Spain struck in recession in final months: Central Bank
A health worker holds up a sign reading, ‘With less staff, worse quality’ during a protest outside a public health office against cuts in the service, in Madrid. The austerity cuts are triggering public anger. AP photoMattered by high unemployment and a banking crisis, Spain remains stuck in recession in the final quarter of 2012, the central bank said on Dec 28.
The eurozone’s fourth-largest economy has been shrinking since mid-2011, pushing unemployment above 25 percent, and the outlook remains grim with a further contraction expected next year.
“The most recent data for the final quarter of the year, although still incomplete, points to a continuation of the fall in economic activity as a result of the contraction in domestic demand,” the Bank of Spain said in a monthly report.
The central bank pointed to indicators showing weak consumer confidence and retail sales, mixed fortunes in industry and a construction sector still reeling four years after a spectacular property market crash, Agence France-Presse said on Dec. 28.
Spain’s gross domestic product fell by 0.3 percent in the third quarter of the year, according to official data. The government is tipping an economic slump of 1.5 percent this year. It also forecasts a 0.5-percent contraction in 2013, but this is widely viewed as being optimistic. The European Commission and OECD, for example, say they expect Spanish economic output to tumble 1.4 percent next year.
Protests are growing in Spain as people decry the economic slump, unemployment and a series of austerity measures adopted by Prime Minister Mariano Rajoy’s right-leaning government. Massive aid to a bad-loan ridden and widely scorned banking sector has stirred further anger.
Bankia keeps falling
Meanwhile, shares in bailed-out Spanish bank Bankia were falling for a second day on Dec. 28, dropping more than 30 percent at one point during trading on the IBEX-35 stock exchange.
By midday, Bankia recovered slightly but was still trading down 25.2 percent at ?0.41 while the IBEX-35 dipped 1.8 percent, The Associated Press noted.

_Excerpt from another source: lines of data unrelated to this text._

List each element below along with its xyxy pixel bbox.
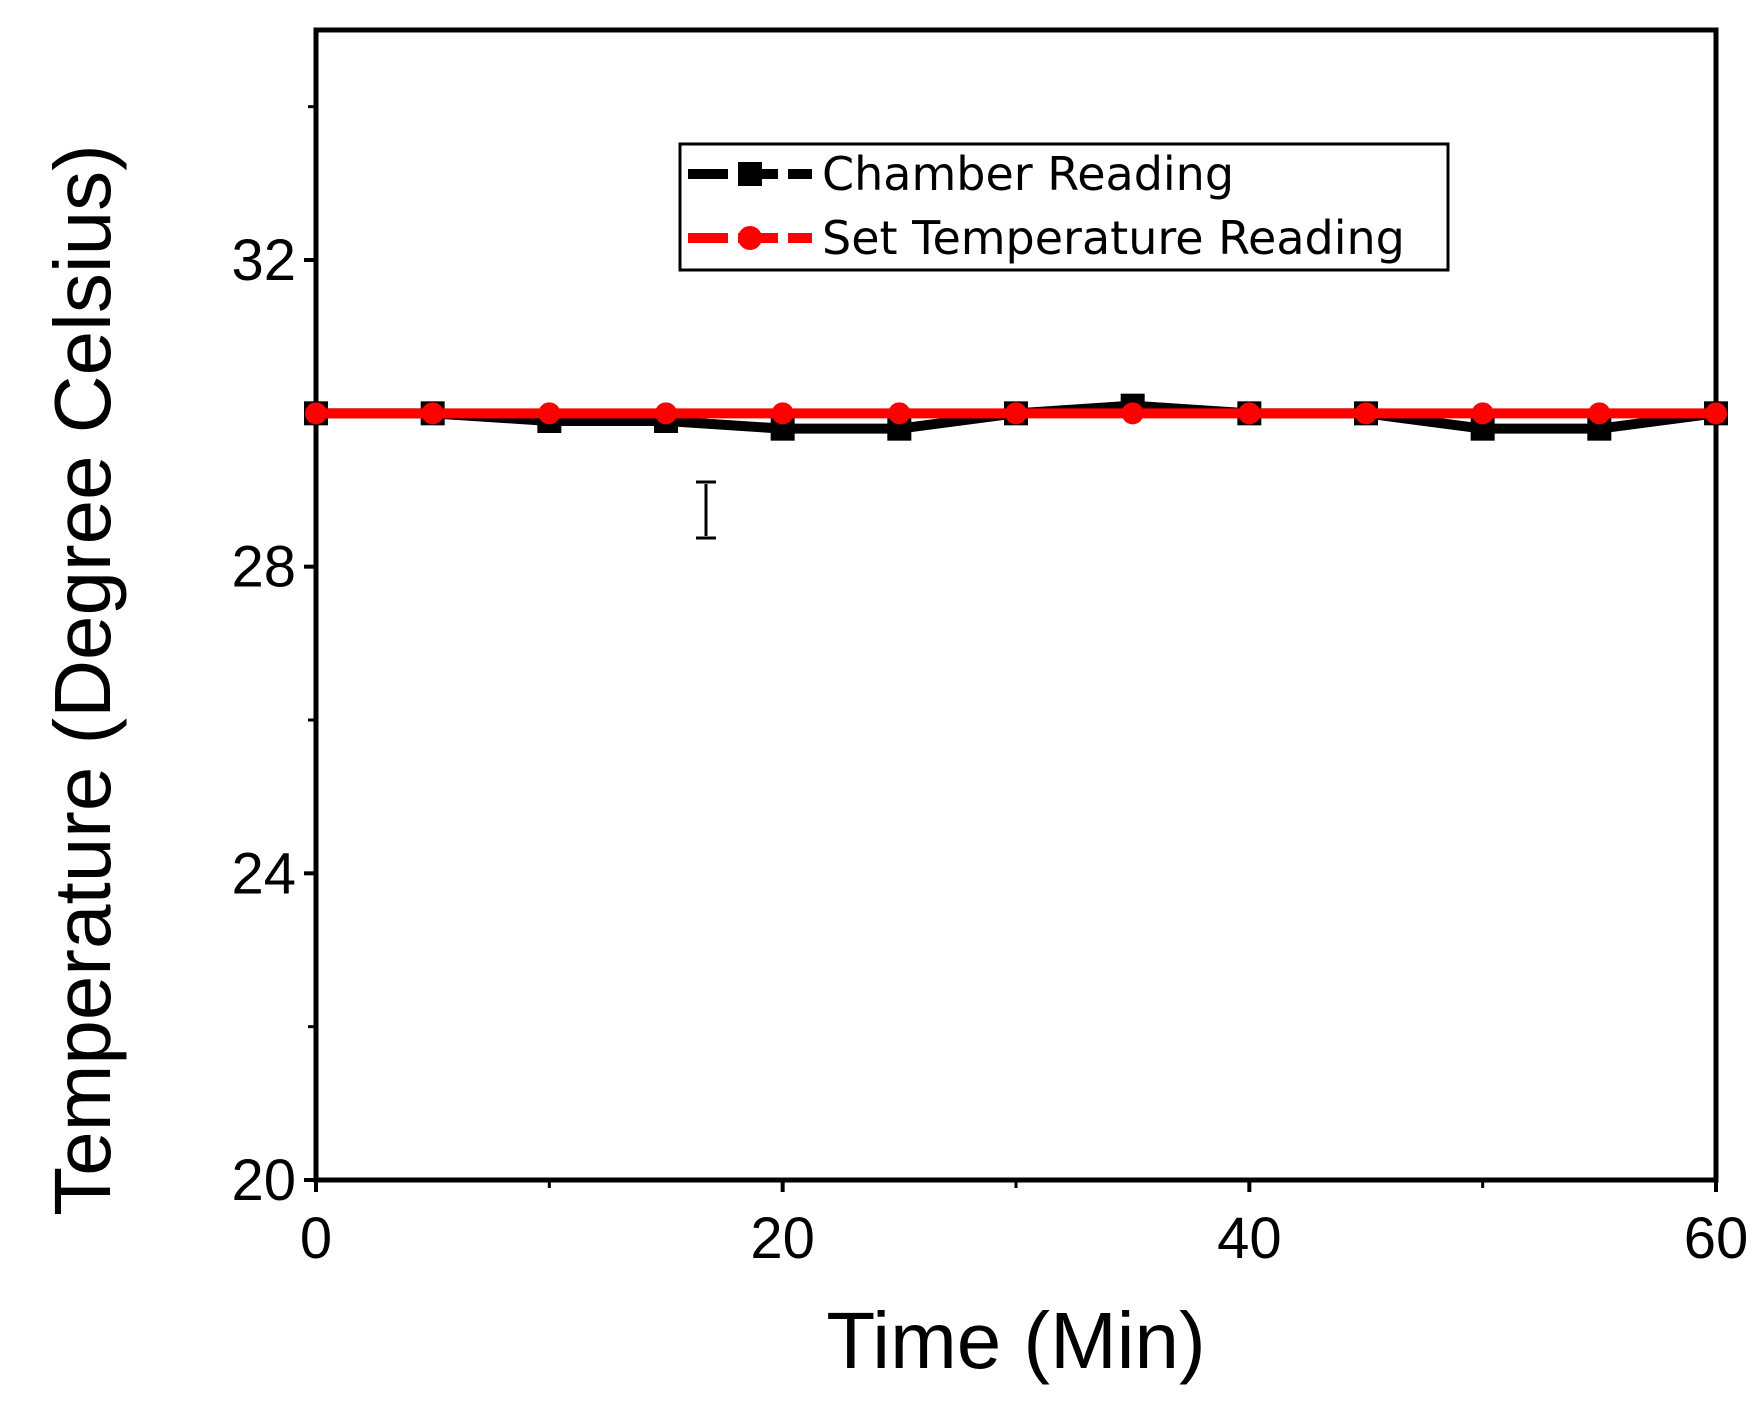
y-axis-ticks: 20 24 28 32 [231, 105, 316, 1213]
legend-box [678, 142, 1450, 272]
y-axis-title: Temperature (Degree Celsius) [38, 144, 127, 1216]
data-point-set-temperature [1705, 402, 1727, 425]
y-tick-label: 20 [231, 1148, 296, 1213]
y-tick-label: 24 [231, 841, 296, 906]
x-tick-label: 0 [300, 1206, 332, 1271]
data-point-set-temperature [1121, 402, 1144, 425]
data-point-set-temperature [1588, 402, 1611, 425]
data-point-set-temperature [771, 402, 794, 425]
legend-label-set: Set Temperature Reading [822, 211, 1405, 265]
data-point-set-temperature [1355, 402, 1377, 425]
data-point-set-temperature [538, 402, 561, 425]
data-point-set-temperature [655, 402, 677, 425]
data-point-set-temperature [1471, 402, 1494, 425]
x-tick-label: 60 [1684, 1206, 1749, 1271]
legend-label-chamber: Chamber Reading [822, 147, 1234, 201]
legend-marker-chamber [738, 162, 762, 186]
y-tick-label: 28 [231, 535, 296, 600]
data-point-set-temperature [1238, 402, 1261, 425]
x-axis-title: Time (Min) [826, 1296, 1205, 1385]
y-tick-label: 32 [231, 228, 296, 293]
series-set-temperature [305, 402, 1727, 425]
data-point-set-temperature [305, 402, 327, 425]
legend: Chamber Reading Set Temperature Reading [678, 142, 1450, 272]
legend-marker-set [738, 226, 762, 250]
x-tick-label: 40 [1217, 1206, 1282, 1271]
text-cursor-icon [696, 480, 716, 540]
data-point-set-temperature [421, 402, 444, 425]
data-point-set-temperature [888, 402, 911, 425]
series-layer [304, 393, 1728, 441]
x-tick-label: 20 [750, 1206, 815, 1271]
data-point-set-temperature [1005, 402, 1027, 425]
x-axis-ticks: 0 20 40 60 [300, 1180, 1748, 1271]
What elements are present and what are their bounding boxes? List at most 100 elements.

Officials with the country’s bank bailout fund revealed earlier this week that Bankia, which is in line for a 18 billion euros ($23.88 billion) bailout, was worth minus 4.2 billion euros. The Fund for Orderly Bank Restructuring revealed the extent of the bank’s negative value - more debts than assets - due to worse-than-expected losses on toxic property investments. Bankia’s falling share price also hit Banco de Valencia, another nationalized lender, whose stock fell 20 percent.